La puerta minúscula abrió y pasé. El espacio reducido con música de los setentas y ambiente impregnado de tabaco. Di con ella. Platicaba con sus compañeras; al verme, sonrío y me hizo una seña. Joven, pequeña con una camisera de seda transparente que no ocultaba sus pechos circulares, simétricos y levantados. Era india, color canela, con ojos vivos, cejas alargadas, boca carnosa y sensual. Abajo sólo traía sus bragas oscuras, resaltando sus nalgas firmes.

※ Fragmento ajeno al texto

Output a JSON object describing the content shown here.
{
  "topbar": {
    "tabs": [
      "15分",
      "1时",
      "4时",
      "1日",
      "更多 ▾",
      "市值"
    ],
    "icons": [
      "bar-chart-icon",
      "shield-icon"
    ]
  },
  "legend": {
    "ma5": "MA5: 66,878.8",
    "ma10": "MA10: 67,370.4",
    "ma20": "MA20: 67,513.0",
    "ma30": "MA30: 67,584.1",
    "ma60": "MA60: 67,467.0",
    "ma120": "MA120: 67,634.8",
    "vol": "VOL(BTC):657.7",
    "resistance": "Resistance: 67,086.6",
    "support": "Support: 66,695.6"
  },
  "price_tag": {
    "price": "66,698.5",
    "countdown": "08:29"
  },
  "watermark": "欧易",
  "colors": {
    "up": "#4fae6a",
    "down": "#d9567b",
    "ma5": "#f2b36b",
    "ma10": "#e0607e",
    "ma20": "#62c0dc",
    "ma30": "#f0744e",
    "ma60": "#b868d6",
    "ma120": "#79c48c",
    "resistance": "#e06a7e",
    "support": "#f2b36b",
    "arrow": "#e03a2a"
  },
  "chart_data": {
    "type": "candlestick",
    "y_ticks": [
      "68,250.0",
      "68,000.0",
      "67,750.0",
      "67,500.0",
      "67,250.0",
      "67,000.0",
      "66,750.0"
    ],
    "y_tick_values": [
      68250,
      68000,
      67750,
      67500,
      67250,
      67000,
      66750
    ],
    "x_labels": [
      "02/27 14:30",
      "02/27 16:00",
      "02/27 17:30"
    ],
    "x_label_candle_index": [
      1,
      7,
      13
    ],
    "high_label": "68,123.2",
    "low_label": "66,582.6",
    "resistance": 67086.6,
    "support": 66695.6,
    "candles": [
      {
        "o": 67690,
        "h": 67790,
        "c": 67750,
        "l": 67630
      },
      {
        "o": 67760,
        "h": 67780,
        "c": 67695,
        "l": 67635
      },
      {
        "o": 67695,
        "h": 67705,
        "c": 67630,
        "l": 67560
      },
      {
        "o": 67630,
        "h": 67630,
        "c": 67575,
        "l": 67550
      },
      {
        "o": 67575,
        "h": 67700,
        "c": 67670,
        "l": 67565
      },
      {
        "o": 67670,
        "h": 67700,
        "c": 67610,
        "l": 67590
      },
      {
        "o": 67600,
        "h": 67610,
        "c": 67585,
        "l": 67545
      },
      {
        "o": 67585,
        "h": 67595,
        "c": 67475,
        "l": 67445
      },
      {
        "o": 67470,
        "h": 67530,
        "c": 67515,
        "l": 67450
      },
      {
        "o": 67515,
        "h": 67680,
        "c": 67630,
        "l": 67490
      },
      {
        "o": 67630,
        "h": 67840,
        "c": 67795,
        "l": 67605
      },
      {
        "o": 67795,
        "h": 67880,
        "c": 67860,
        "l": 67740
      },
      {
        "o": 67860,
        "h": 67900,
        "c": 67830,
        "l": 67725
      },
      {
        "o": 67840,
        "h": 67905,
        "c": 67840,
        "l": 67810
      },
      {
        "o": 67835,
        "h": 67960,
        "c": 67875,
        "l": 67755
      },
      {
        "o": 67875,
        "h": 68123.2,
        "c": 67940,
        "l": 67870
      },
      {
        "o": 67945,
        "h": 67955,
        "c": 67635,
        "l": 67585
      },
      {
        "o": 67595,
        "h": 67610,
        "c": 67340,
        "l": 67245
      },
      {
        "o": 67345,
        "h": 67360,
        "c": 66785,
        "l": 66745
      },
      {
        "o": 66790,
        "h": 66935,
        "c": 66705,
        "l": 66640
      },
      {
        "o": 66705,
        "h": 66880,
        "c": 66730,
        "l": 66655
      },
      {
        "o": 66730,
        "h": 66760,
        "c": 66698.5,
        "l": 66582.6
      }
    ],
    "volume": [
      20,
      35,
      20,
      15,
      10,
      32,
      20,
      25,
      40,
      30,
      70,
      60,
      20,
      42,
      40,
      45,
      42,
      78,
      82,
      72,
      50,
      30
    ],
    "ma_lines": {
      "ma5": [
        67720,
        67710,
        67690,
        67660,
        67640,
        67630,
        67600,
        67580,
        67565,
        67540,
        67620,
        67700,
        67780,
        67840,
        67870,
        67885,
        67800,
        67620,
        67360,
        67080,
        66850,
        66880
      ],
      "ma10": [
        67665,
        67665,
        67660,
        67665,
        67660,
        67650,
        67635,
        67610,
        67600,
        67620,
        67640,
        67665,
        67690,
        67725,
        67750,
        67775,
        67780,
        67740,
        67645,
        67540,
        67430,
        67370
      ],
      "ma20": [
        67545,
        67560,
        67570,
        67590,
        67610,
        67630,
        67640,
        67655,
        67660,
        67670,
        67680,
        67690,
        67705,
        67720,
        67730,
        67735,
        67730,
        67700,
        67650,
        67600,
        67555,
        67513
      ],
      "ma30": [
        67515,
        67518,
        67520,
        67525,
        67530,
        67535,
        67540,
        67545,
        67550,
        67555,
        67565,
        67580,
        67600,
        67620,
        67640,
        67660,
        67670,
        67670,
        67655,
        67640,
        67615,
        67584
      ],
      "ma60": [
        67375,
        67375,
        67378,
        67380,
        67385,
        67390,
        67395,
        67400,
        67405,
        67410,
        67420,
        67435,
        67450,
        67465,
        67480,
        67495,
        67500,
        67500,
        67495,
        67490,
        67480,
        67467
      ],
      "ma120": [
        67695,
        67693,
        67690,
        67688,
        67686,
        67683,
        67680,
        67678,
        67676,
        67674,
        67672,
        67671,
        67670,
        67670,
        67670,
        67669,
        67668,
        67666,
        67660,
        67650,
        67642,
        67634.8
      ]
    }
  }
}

Me besó en la mejilla. Nos sentamos, me invitó de su refresco y apretó mi mano. Estas mujeres que ves, que son toda sonrisa, no son de confiar, harían cualquier cosa por dinero. Nunca te enamores de ninguna de ellas, ni de mí. Termina tus estudios, verás que vendrán las palomitas hacia ti. Nunca una de éstas. Las conozco por dentro y por fuera.
Yo había encontrado el sitio por pura casualidad. Vivía en una pocilga de dos por dos, escasamente cabía la cama, un buró, un foco que me permitía leer y hacer tareas. Gustaba estudiar por la noche ya que disminuía el bullicio de los carros, el griterío de los chamacos en las calles. A las dos o tres de la mañana, sentía asfixia y salía a vagar por las calles; fue así como encontré la casa de citas. Sólo pedía una cerveza, no me alcanzaba para más. Por mi juventud, las pupilas me tomaron confianza, después, parte de sus bromas; se pegaban a mi pubis y con movimientos sensuales hacían que me erectara. Disfrutaba de las guasas. Poco a poco vieron que podía ser útil; estudiaba medicina, más de alguna preguntaba y entre plática les decía qué comprar. Por suerte se curaban, empezaron a tomarme aprecio. Susana, la más guapa de todas, se encabronaba que me hicieran bromas subidas de tono. Cierta vez me vio tan inquieto que me dijo en secreto.
– ¿Qué tiempo tienes que no estás con una mujer?
–Algo, dije.
Había un pasillo lateral que daba a unos pequeños cuartos.
–Sígueme, dijo, y fui tras ella.
–No tengo dinero, le dije nervioso.
–No importa, me simpatizas.
Media hora después salía sonriendo.
- Mañana te espero en la iglesia de nuestra señora de las mercedes, como a las doce, te invitaré a comer a mi casa y te presento a mis padres. Le dirás que eres médico y que trabajamos en el mismo sanatorio.
No la reconocía. Vestía con una falda oscura, que le llegaba hasta el tobillo, una blusa de algodón de manga larga bordada con grecas de diferentes colores y un rebozo gris que le tapaba la cabeza y envolvía su cuello. Aquella larga cabellera que bajaba por sus hombros hasta llegar a la mitad de su espalda y lucía en la casa de citas, se ocultaba. Fue difícil reconocerla; de hecho, fue ella quien me dijo.
- Aquí estoy.
Tomamos el autobús y no podía entender la transformación. No era ella, ella era otra indígena de las tantas que por la merced van y vienen o que con su canasta venden fruta en el mercado. La mujer que me quitaba el aliento y me daba consejos por las noches, era otra mujer.
- La casa estaba en obra negra. Dijo sonriéndome.
La he construido con esfuerzo, tesón; la empecé hace dos años y al menos ya está el cascaron y sirve para que mis padres no pasen frío.
Todo resultó tal cual, sus padres se quedaron con la idea de que su hija trabajaba por las noches en un sanatorio, que yo era el médico de guardia y habíamos hecho una buena amistad.
-Es una hija muy buena.
Me dijo la madre, ya para despedirme.
-¡Cuídemela! Pues es lo único que tengo.
Días después fui al “Bull” y encontré la puerta cerrada y sellada con papeles pegados que decían: Clausurado.